The Congregation cannot base its section 1985(3) claim on sections 1981 and 1982, because, for the reasons discussed in the preceding sections of this opinion, it failed to state causes of action under those statutes. We reject appellant’s remaining contentions as to its section 1985(3) claim upon the reasoning of the district court. Shaare Tefila Congregation, 606 F.Supp. at 1509-10.

*528V.

For the foregoing reasons, the judgment of the district court is affirmed.

AFFIRMED.

. Defendants are private individuals who allegedly vandalized plaintiffs’ synagogue.

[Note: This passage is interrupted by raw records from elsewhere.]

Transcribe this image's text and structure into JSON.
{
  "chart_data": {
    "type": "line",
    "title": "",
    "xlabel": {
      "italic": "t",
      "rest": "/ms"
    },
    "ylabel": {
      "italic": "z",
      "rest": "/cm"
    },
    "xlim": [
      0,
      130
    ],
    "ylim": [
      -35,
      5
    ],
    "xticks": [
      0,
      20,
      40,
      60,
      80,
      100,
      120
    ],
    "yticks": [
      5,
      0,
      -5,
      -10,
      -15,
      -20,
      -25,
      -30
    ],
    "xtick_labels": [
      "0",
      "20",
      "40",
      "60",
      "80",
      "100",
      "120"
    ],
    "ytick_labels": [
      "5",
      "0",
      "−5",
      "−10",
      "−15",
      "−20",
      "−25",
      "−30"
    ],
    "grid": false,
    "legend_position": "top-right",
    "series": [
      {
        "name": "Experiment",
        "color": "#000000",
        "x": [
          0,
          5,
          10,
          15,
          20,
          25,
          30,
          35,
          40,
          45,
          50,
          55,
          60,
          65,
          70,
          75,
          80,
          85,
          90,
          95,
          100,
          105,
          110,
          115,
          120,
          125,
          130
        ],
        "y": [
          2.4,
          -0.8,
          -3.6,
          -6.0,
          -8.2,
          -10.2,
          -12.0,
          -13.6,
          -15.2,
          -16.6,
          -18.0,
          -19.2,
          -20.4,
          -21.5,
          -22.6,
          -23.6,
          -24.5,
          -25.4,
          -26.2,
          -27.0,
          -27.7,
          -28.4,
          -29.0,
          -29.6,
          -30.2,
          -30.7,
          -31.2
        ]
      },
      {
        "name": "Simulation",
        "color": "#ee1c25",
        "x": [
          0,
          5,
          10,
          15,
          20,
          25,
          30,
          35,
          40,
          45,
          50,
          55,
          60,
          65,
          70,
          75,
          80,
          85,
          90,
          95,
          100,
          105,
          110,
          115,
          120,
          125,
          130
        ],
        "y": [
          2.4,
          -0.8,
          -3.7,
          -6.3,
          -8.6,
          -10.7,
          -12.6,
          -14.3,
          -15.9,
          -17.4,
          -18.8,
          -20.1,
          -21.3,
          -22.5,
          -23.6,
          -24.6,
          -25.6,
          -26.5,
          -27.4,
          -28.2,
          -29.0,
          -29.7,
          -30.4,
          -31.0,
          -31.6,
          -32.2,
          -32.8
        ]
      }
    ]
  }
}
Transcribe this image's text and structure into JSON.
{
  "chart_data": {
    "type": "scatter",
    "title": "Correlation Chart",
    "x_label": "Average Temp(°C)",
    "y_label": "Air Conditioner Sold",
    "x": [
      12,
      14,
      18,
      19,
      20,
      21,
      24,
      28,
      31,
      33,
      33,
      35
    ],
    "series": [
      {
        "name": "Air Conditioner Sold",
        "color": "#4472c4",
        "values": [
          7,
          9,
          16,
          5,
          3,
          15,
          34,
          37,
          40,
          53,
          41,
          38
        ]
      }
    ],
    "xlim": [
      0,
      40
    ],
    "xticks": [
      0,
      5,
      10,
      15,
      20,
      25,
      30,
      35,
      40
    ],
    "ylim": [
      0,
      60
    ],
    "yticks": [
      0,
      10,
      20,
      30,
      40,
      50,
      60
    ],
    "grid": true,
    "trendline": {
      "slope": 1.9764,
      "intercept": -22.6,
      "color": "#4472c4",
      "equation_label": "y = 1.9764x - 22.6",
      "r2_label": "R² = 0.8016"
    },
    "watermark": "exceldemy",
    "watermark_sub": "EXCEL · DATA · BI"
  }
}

. Section 1985(3) provides in pertinent part, the following:

If two or more persons in any State or Territory conspire or go in disguise on the highway or on the premises of another, for the purpose of depriving, either directly or indirectly, any person or class of persons of the equal protection of the laws, or of equal privileges and immunities under the laws; ... in any case of conspiracy set forth in this section, if one or more persons engaged therein do, or cause to be done, any act in furtherance of the object of such conspiracy, whereby another is injured in his person or property, or deprived of having and exercising any right or privilege of a citizen of the United States, the party so injured or deprived may have an action for the recovery of damages occasioned by such injury or deprivation, against any one or more of the conspirators.